Mantelaffe

aus Tierdoku, der freien Wissensdatenbank

Mantelaffe

Systematik
Klasse: Säugetiere (Mammalia)
Unterklasse: Lebendgebärende Säugetiere (Theria)
Teilklasse: Höhere Säugetiere (Eutheria)
Ordnung: Primaten (Primates)
Familie: Meerkatzenverwandte (Cercopithecidae)
Unterfamilie: Schlank- und Stummelaffen (Colobinae)
Gattung: Schwarz-weiße Stummelaffen (Colobus)
Art: Mantelaffe
Wissenschaftlicher Name
Colobus guereza
Rüppell, 1835

IUCN-Status
Least Concern (LC) - IUCN

Der Mantelaffe (Colobus guereza), der auch Guereza genannt wird, zählt innerhalb der Familie der Meerkatzenverwandten (Cercopithecidae) zur Gattung der Schwarz-weißen Stummelaffen (Colobus).

Inhaltsverzeichnis

Beschreibung

Der Mantelaffe erreicht eine Körperlänge von 50 bis 70 cm.
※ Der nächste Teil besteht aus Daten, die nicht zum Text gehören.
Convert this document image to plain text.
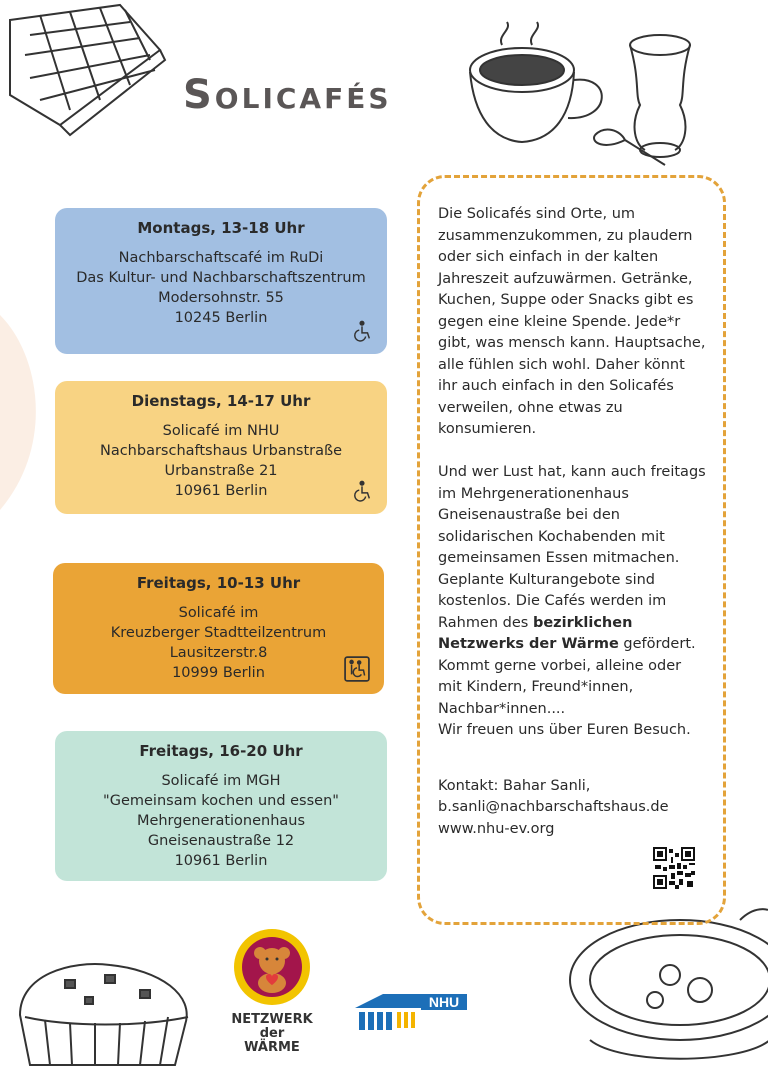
Solicafés
Montags, 13-18 Uhr
Nachbarschaftscafé im RuDi
Das Kultur- und Nachbarschaftszentrum
Modersohnstr. 55
10245 Berlin
Dienstags, 14-17 Uhr
Solicafé im NHU
Nachbarschaftshaus Urbanstraße
Urbanstraße 21
10961 Berlin
Freitags, 10-13 Uhr
Solicafé im
Kreuzberger Stadtteilzentrum
Lausitzerstr.8
10999 Berlin
Freitags, 16-20 Uhr
Solicafé im MGH
"Gemeinsam kochen und essen"
Mehrgenerationenhaus
Gneisenaustraße 12
10961 Berlin

Die Solicafés sind Orte, um zusammenzukommen, zu plaudern oder sich einfach in der kalten Jahreszeit aufzuwärmen. Getränke, Kuchen, Suppe oder Snacks gibt es gegen eine kleine Spende. Jede*r gibt, was mensch kann. Hauptsache, alle fühlen sich wohl. Daher könnt ihr auch einfach in den Solicafés verweilen, ohne etwas zu konsumieren.

Und wer Lust hat, kann auch freitags im Mehrgenerationenhaus Gneisenaustraße bei den solidarischen Kochabenden mit gemeinsamen Essen mitmachen. Geplante Kulturangebote sind kostenlos. Die Cafés werden im Rahmen des bezirklichen Netzwerks der Wärme gefördert.
Kommt gerne vorbei, alleine oder mit Kindern, Freund*innen, Nachbar*innen....
Wir freuen uns über Euren Besuch.
Kontakt: Bahar Sanli,
b.sanli@nachbarschaftshaus.de
www.nhu-ev.org
NETZWERK
der WÄRME
NHU
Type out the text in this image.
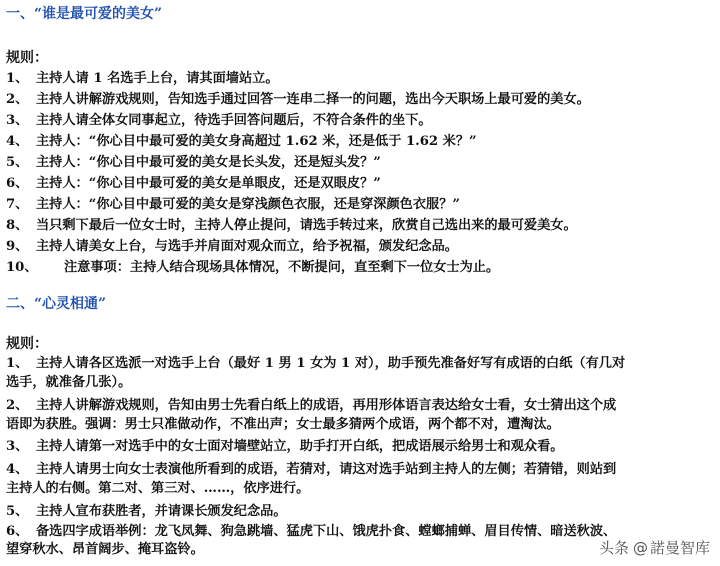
一、“谁是最可爱的美女”
规则：
1、 主持人请 1 名选手上台，请其面墙站立。
2、 主持人讲解游戏规则，告知选手通过回答一连串二择一的问题，选出今天职场上最可爱的美女。
3、 主持人请全体女同事起立，待选手回答问题后，不符合条件的坐下。
4、 主持人：“你心目中最可爱的美女身高超过 1.62 米，还是低于 1.62 米？”
5、 主持人：“你心目中最可爱的美女是长头发，还是短头发？”
6、 主持人：“你心目中最可爱的美女是单眼皮，还是双眼皮？”
7、 主持人：“你心目中最可爱的美女是穿浅颜色衣服，还是穿深颜色衣服？”
8、 当只剩下最后一位女士时，主持人停止提问，请选手转过来，欣赏自己选出来的最可爱美女。
9、 主持人请美女上台，与选手并肩面对观众而立，给予祝福，颁发纪念品。
10、 注意事项：主持人结合现场具体情况，不断提问，直至剩下一位女士为止。
二、“心灵相通”
规则：
1、 主持人请各区选派一对选手上台（最好 1 男 1 女为 1 对），助手预先准备好写有成语的白纸（有几对
选手，就准备几张）。
2、 主持人讲解游戏规则，告知由男士先看白纸上的成语，再用形体语言表达给女士看，女士猜出这个成
语即为获胜。强调：男士只准做动作，不准出声；女士最多猜两个成语，两个都不对，遭淘汰。
3、 主持人请第一对选手中的女士面对墙壁站立，助手打开白纸，把成语展示给男士和观众看。
4、 主持人请男士向女士表演他所看到的成语，若猜对，请这对选手站到主持人的左侧；若猜错，则站到
主持人的右侧。第二对、第三对、……，依序进行。
5、 主持人宣布获胜者，并请课长颁发纪念品。
6、 备选四字成语举例：龙飞凤舞、狗急跳墙、猛虎下山、饿虎扑食、螳螂捕蝉、眉目传情、暗送秋波、
望穿秋水、昂首阔步、掩耳盗铃。	头条 @ 諾曼智库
Hinzu kommt noch der sehr lange Schwanz, der je nach Geschlecht eine Länge von 50 bis 90 cm erreichen kann. Das Gewicht beträgt zwischen sieben und vierzehn Kg. Insgesamt bleiben Weibchen deutlich kleiner und leichter als Männchen. Das Fell weist eine schwarze Grundfärbung auf, die bei Lichteinstrahlung glänzend wirkt. Das Gesicht des Mantelaffen ist weiß umrandet. Der Schopf ist schwarz, ebenso der Bereich um Augen und Nase. Der lange Schwanz weist am Ende eine weiße Quaste auf. Auf dem Rücken hat er eine lange weiße Mähne, die eine U-Form aufweist.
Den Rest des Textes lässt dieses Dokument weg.